Mayan Treasures of the New World
Jake noticed many people wore special goggles to view the coming eclipse.
He looked up to the sky. Of course, he should’ve known better. The moon was already beginning to cross the sun’s face. The blinding corona stung his eyes. He glanced away before it could damage his sight. To the south, a spate of lightning flashed, followed by a rumble of thunder. The storm was still blowing up along the Thames River and threatened to wipe out the rare sight.
“Aren’t they darlings?” a matronly woman called out.
“Spittin’ images of their mum and da.”
“And look at those cute outfits.”
“Regular little explorers, they are,” another chuckled.
Jake became conscious of his clothes. Courtesy of the Bledsworth corporation, the pair had been tailor-fitted at an expensive shop on Savile Row, famous for its custom clothiers. Jake wore safari pants and a long-sleeved shirt, both khaki in color, along with a vest (with pockets everywhere, some zippered, some buttoned, some pockets inside other pockets). He also had a pair of hiking boots made of waterproof GORE-TEX and a matching backpack. They’d wanted him to wear a safari hat, too, but he refused.
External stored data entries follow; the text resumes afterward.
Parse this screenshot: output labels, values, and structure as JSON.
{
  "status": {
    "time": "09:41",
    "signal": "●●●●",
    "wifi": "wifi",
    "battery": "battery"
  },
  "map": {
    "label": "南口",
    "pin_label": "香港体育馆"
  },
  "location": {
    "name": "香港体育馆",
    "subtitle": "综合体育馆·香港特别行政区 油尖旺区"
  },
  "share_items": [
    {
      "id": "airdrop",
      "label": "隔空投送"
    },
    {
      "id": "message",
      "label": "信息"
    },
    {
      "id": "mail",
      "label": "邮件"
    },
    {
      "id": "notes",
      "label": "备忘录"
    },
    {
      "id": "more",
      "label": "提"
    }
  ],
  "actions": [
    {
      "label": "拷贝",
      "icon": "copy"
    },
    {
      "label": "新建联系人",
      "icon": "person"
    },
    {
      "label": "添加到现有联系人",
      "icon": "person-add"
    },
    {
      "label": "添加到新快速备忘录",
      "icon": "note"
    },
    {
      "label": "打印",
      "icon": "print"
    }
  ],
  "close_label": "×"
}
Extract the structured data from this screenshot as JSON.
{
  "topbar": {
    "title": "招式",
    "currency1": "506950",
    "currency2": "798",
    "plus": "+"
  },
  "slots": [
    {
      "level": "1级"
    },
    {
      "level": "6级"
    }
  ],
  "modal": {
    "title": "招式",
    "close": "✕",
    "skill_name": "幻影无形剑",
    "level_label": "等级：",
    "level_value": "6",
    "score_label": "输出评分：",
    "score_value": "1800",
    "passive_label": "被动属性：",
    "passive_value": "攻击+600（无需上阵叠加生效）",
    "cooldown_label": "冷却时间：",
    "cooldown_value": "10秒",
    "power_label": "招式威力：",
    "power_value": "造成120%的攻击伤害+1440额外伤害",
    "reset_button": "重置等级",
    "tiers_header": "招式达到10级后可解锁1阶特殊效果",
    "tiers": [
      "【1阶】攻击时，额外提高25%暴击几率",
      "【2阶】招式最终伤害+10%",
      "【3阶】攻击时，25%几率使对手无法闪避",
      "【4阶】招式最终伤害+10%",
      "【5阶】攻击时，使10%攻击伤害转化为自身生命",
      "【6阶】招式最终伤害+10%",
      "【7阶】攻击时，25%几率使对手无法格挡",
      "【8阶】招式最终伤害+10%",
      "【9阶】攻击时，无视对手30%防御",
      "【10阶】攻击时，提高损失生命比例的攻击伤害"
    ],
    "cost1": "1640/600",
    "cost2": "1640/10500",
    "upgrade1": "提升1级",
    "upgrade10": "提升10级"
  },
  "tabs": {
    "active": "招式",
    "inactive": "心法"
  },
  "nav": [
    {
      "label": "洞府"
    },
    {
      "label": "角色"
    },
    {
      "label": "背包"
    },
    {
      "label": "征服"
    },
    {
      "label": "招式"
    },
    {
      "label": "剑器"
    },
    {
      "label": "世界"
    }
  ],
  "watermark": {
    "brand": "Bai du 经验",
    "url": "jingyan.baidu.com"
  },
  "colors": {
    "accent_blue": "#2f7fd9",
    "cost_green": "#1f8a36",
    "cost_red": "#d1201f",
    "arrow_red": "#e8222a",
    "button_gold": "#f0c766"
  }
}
Kady loved the hat. It sat jauntily on her head. More cameras flashed. She tilted on a hip and coyly twined a finger in one of her hat’s ties.
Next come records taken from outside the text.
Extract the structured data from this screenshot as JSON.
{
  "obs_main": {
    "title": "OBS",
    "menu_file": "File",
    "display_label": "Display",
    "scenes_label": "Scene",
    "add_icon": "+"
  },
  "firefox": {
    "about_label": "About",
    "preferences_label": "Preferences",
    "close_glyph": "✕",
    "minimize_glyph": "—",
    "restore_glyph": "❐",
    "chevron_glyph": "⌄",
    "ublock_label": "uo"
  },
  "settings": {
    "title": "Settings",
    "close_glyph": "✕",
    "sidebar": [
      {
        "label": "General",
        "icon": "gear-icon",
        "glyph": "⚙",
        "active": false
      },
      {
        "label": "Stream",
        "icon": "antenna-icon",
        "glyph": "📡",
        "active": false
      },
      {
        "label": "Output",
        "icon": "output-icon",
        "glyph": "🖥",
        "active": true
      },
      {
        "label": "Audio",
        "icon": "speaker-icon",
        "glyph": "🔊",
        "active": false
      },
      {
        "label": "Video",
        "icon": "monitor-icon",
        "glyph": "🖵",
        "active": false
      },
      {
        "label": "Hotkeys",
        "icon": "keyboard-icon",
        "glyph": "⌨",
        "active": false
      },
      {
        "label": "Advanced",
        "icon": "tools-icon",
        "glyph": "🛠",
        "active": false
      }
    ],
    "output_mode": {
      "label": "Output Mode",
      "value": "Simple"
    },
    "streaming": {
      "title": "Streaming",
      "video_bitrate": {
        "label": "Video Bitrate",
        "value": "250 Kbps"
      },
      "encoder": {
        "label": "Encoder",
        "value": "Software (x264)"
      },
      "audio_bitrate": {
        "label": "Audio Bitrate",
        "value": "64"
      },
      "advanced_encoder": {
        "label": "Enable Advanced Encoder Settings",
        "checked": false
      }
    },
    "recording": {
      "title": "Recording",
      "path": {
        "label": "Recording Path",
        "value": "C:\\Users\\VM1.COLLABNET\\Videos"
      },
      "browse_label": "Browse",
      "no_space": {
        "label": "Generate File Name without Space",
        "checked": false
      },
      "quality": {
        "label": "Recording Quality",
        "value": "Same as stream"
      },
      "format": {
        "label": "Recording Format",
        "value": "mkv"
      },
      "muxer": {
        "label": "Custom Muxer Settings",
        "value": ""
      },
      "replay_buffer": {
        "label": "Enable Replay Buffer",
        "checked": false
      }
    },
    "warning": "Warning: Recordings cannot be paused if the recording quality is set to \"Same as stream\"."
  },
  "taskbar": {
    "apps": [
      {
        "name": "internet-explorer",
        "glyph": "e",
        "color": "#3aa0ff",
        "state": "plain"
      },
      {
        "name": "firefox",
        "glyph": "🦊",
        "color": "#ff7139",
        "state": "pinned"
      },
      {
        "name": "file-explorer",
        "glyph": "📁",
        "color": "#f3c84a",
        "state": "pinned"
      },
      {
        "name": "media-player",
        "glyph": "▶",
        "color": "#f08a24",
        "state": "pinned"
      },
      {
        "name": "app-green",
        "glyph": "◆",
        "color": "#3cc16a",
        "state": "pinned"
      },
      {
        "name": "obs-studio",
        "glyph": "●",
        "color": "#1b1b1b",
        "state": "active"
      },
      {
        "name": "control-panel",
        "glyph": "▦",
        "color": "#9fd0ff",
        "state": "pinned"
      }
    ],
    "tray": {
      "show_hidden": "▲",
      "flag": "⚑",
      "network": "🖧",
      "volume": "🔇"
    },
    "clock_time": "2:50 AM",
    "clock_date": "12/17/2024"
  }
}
Jake rolled his eyes and continued toward the museum.
The shouts and calls became a wordless blur. He just wanted to get inside, away from all the commotion. Bledsworth Sundries and Industries, along with the museum, had organized a media blitz: newspapers, television, even posters on the sides of buses and subways. All to promote the exhibit. The story of the disappearance of Jake’s parents had been big news when it had first occurred, a story of gold and bandits and murdered archaeologists. The papers pumped it up again. Everyone had soon learned of the orphaned Ransoms. And now to have the kids here, for the opening of the exhibit, had brought out everyone with a camera.